Intensive Care 'Antibodies'
Intensive Care ‘Antibodies’ Artwork

Although it was you solo rather than Intensive Care, I imagine people will want to know – how did your recent tape of reinterpretations/remixes of music by the 90s UK hardcore band Stalingrad come about? I know that band were a serious revelation for a quite a few of us at the time but how do you feel about that generation of hardcore now overall when you look back on it?

The Stalingrad release came about because Industrial Coast reissued their private demos earlier this year and embarked on a series where one Industrial Coast artist reworked another Industrial Coast artist; the Stalingrad material is my third release for the label now. Due to a shared history – we played a lot of the same bills over the years – it made sense for me to repurpose the old Stalingrad material into something new, turning their audio plundering and noise material into a more tightly structured series of pieces. I cut their sounds up into much smaller segments and put them into patterns that were more structured, then reprocessed and resampled to make the final form more coherent sounding.

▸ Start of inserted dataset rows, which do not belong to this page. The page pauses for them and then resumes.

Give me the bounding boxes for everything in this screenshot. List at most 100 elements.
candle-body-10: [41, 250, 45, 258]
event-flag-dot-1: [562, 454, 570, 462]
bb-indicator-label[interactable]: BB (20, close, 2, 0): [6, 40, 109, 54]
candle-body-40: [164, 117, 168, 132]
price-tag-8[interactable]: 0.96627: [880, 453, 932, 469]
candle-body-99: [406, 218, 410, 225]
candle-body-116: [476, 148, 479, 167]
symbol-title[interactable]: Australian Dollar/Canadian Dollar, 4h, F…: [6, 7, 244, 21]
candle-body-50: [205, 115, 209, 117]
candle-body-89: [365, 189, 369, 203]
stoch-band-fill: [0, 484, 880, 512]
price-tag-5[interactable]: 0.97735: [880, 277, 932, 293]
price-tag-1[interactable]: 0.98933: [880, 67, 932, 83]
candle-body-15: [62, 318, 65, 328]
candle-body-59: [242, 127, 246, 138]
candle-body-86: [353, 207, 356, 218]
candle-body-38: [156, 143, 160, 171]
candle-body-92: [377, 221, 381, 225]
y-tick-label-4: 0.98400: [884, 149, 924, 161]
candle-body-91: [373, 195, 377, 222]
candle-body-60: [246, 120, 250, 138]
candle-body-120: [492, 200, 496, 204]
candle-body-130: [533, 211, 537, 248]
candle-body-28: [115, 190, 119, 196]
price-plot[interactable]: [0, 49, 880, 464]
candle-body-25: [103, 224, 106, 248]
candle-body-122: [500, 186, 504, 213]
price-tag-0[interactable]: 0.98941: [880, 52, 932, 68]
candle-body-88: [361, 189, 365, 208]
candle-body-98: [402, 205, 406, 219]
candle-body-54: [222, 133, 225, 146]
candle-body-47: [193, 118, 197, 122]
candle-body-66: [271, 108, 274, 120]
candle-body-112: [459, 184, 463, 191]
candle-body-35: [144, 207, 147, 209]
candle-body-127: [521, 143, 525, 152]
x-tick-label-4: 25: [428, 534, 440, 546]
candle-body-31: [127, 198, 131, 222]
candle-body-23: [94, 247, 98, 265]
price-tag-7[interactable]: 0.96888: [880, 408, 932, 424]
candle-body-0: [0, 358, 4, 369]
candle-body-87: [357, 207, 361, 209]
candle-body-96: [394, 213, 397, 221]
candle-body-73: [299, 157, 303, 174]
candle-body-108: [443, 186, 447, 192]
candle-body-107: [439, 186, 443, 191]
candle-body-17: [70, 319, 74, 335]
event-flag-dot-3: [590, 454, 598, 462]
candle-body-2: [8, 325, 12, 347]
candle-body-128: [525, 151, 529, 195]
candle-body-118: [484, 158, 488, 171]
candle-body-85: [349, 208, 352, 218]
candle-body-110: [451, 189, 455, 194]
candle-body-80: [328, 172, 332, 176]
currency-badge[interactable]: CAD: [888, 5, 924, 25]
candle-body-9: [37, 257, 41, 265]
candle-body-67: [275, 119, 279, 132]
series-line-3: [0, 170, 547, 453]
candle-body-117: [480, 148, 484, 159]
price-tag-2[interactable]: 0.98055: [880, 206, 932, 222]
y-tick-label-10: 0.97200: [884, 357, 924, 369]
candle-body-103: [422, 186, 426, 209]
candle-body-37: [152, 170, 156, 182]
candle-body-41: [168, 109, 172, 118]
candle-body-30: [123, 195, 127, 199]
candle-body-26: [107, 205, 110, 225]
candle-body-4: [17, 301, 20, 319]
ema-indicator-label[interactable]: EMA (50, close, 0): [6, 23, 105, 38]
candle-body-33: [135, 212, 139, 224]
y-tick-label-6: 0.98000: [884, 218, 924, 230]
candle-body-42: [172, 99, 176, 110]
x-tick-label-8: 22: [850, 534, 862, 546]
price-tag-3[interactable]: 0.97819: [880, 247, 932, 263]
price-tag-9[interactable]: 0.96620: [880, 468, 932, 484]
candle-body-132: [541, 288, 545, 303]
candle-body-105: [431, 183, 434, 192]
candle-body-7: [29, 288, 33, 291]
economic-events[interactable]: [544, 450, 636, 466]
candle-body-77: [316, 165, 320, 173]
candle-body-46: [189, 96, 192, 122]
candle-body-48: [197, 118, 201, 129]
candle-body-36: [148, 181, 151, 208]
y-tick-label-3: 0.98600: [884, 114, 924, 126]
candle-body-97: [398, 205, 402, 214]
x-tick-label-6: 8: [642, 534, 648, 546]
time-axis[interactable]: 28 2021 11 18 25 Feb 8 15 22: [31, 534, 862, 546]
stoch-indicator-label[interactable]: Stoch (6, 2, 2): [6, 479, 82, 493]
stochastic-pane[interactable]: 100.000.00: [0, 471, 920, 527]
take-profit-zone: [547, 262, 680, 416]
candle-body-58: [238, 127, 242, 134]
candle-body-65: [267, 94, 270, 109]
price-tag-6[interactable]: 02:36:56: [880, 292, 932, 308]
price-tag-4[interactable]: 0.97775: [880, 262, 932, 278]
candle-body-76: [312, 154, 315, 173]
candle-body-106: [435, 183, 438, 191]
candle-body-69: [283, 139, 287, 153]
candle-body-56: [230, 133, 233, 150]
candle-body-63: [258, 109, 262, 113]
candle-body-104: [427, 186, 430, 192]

Looking back at Stalingrad specifically, I think it’s clear that they were one of the most important bands of the time and place they operated in, and were one of the harbingers of change to a new way of doing things. They were a break from some older models of underground punk that still had a stranglehold on the scene’s psyche – these ghosts of punk rock past were frankly irrelevant, boring, politically staid, and musically inept for the most part. 1994-2000 (Stalingrad’s lifespan) was an absolute golden era in Northern UK hardcore.

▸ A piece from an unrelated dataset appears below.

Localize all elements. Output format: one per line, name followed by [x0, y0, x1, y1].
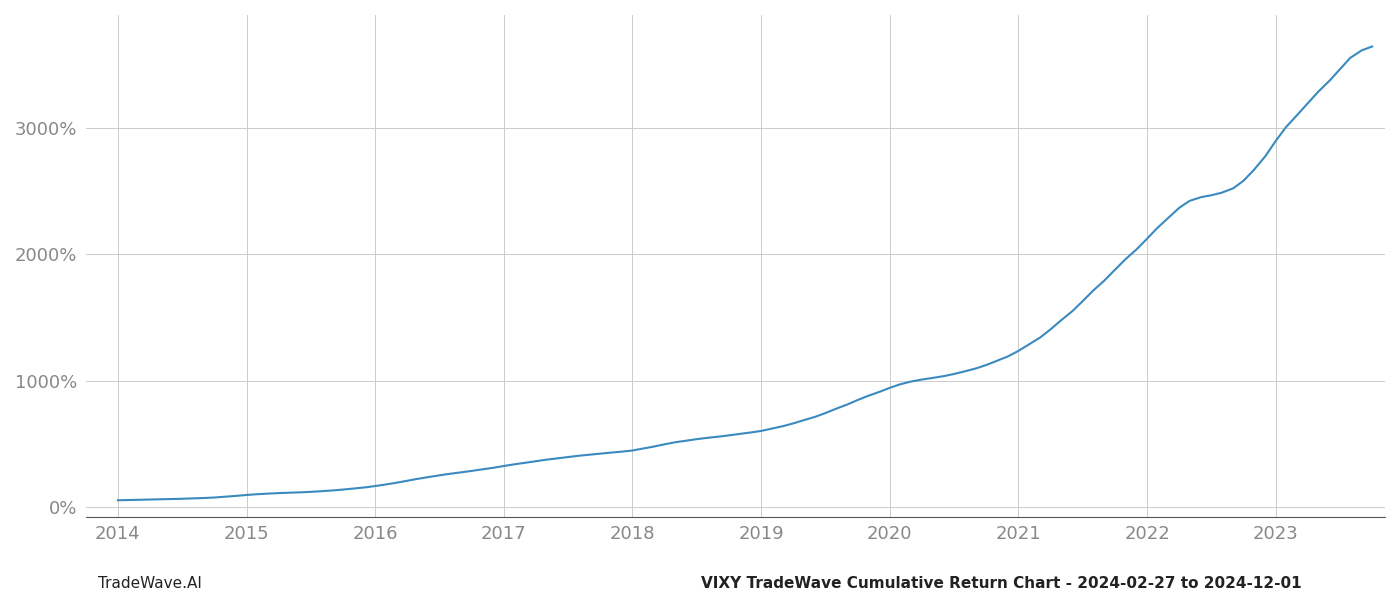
Text: VIXY TradeWave Cumulative Return Chart - 2024-02-27 to 2024-12-01: VIXY TradeWave Cumulative Return Chart -…: [701, 576, 1302, 591]
Text: TradeWave.AI: TradeWave.AI: [98, 576, 202, 591]
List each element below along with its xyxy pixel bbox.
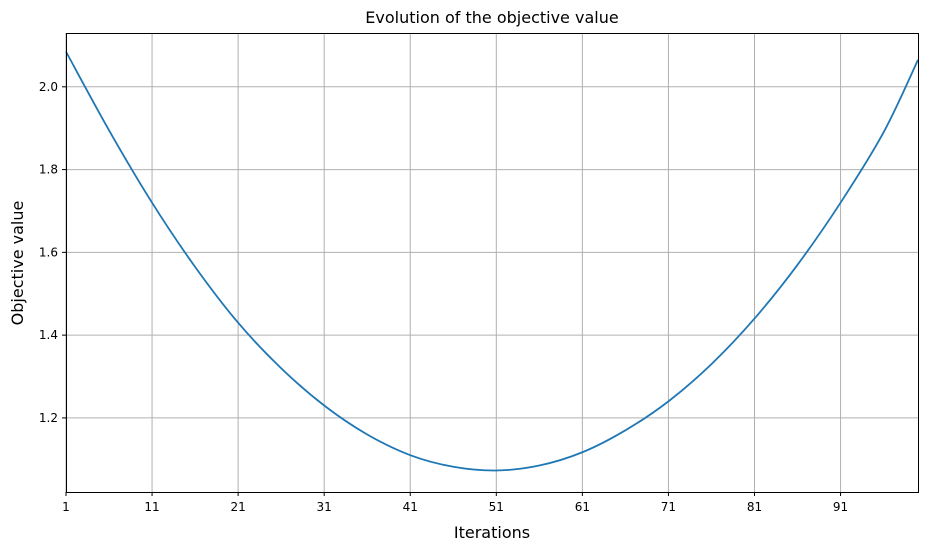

Looking back at Stalingrad specifically, I think it’s clear that they were one of the most important bands of the time and place they operated in…

More generally in terms of how I feel about that generation of hardcore, I think the good stuff was vital and the organizing skills I gained have been taken with me into middle age. On the negative side of things, I think our global generation of DIY musicians (and I share a part of the collective responsibility) are partly responsible for a shift we’re firmly entrenched in where consumers have been re-coded as a community, instead of purchasers with a specialized knowledge.

Brands are perpetually talking about their community when they’re really only talking about consumers, for example we’re perpetually hearing about the gaming community when what’s really meant is ‘people who spend money on video games’. The ‘90s DIY underground – building on cues from the ‘80s – pushed the narratives of ‘more than music’ and community so much that we gave equal – and sometimes greater – time and space to people whose only contribution was buying $3 7”s and buying drinks at a gig when we should have been more firm in addressing what community means and what meaningful participation looks like.

In a weird way, every success of the ’90s DIY underground was another nail in the coffin, and now here we are in a post-Scion and post-House of Vans landscape with $50 new albums that either don’t sell at all, or are immediately unavailable, and Instagram pages that are basically a google image search of ‘Harley Flanagan as a child’.

Going back to the very start, as I don’t think I’ve ever asked you this – what was the goal when Intensive Care started, either musically or thematically? And how do you feel these two albums develop those initial ideas?

It’s funny, I keep notebooks for everything I work on, and I was going over them for initial ideas we talked about for Intensive Care recently and we’re hitting most of the goals and touchstones, more than we were at the start of the band. The only real difference is we’re not really trying to be a noise-rock band anymore, which I think we gradually give up on a little bit more with every recording we do.

In closing… what, if any role, does playing live hold for you at this point?

Unfortunately, we aren’t able to play shows in the immediate future, which is poor timing considering we have two albums out after a few years of silence. There will be shows in some form or another in 2023, probably a more electronic version of Intensive Care than we’ve done live until now.

Boring adult responsibilities, an increased physical distance between us, and no longer having a rehearsal space make it a bit trickier for us to play shows.